The first draft for the subtle screenplay of The Railroad was written in a rush, in less than a month. Park Heung-sik remembers that he has spent twenty five days investigating on the train accident, collecting papers and interviews, and the remaining five days actually writing a short screenplay that was sent to the Commission. The screenplay differs from the original novel in one important respect: the location of the story. Instead of the seashore, the filmmaker chooses another meaningful setting for the encounter of two lost souls. The protagonists meet in a railway station, on the famous train line that goes from Seoul (South Korea) to Pyongyang (North Korea) and then way North, up to the Chinese border, the Gyeongui Line. The reason for this change has to do with the accident, which happened in Seoul a few months before he started writing the screenplay, as well as with the past of the film director himself. In fact, Park Heung-sik grew up closed to a railway, and he was interested in using his own memories in his film.
When asked about the way he directed the actors, who are both well know in South Korea, Park Heung-sik recalls that the rehearsals with Kim Kang-woo (Man-soo) and Son Tae-young (Lee Hanna), turned out to be very different. The film was shot within 22 days, and the small budget (400.000 dollars, one tenth of an average production budget for a South Korean movie) didn’t allow for long rehearsals. With Kim Kang-woo (The Coast Guard, The Beast and the Beauty, Silmido), he mainly explains rehearsed gestures, and bodily attitudes. Since his part is almost silent (except for a moving confession scene), the main issue was to get a hold on his interior life through very simple daily gestures, and work routines. On the contrary, the girl’s part involved long dialogues. It required numerous discussions with Son Tae-young (Sad Movie) about the character’s psychology, her passion German Literature. Park Heung-sik used his own knowledge of German Literature to create the character with the actress.
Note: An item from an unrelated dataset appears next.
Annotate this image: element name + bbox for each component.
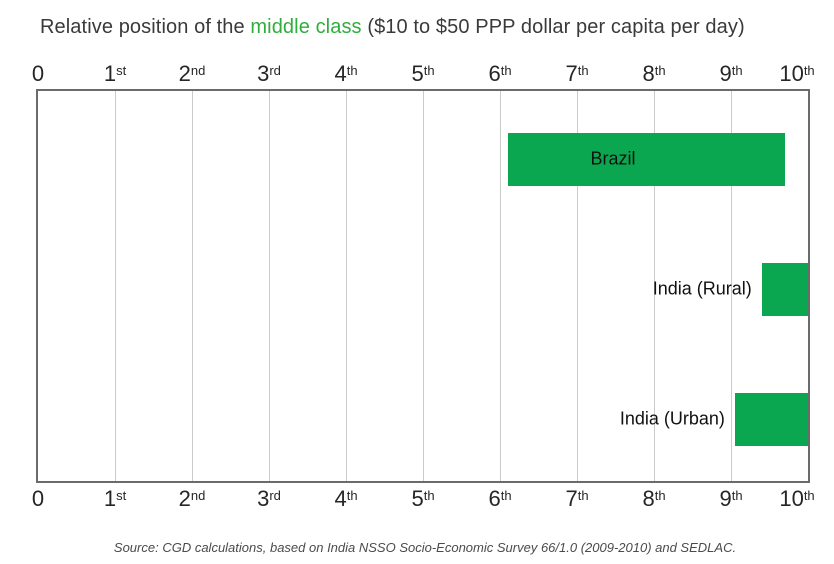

Leaving the Chinese restaurant, we couldn’t help thinking about another film focusing on the reunion between nations and people, between people living on the other side of the world, in Germany or in Turkey. Both Fatih Akin (The Edge of Heaven, best screenplay in Cannes 2007) and Park Heung-sik, tell beautifully complex stories that express the difficulties and pains involved in reunification processes.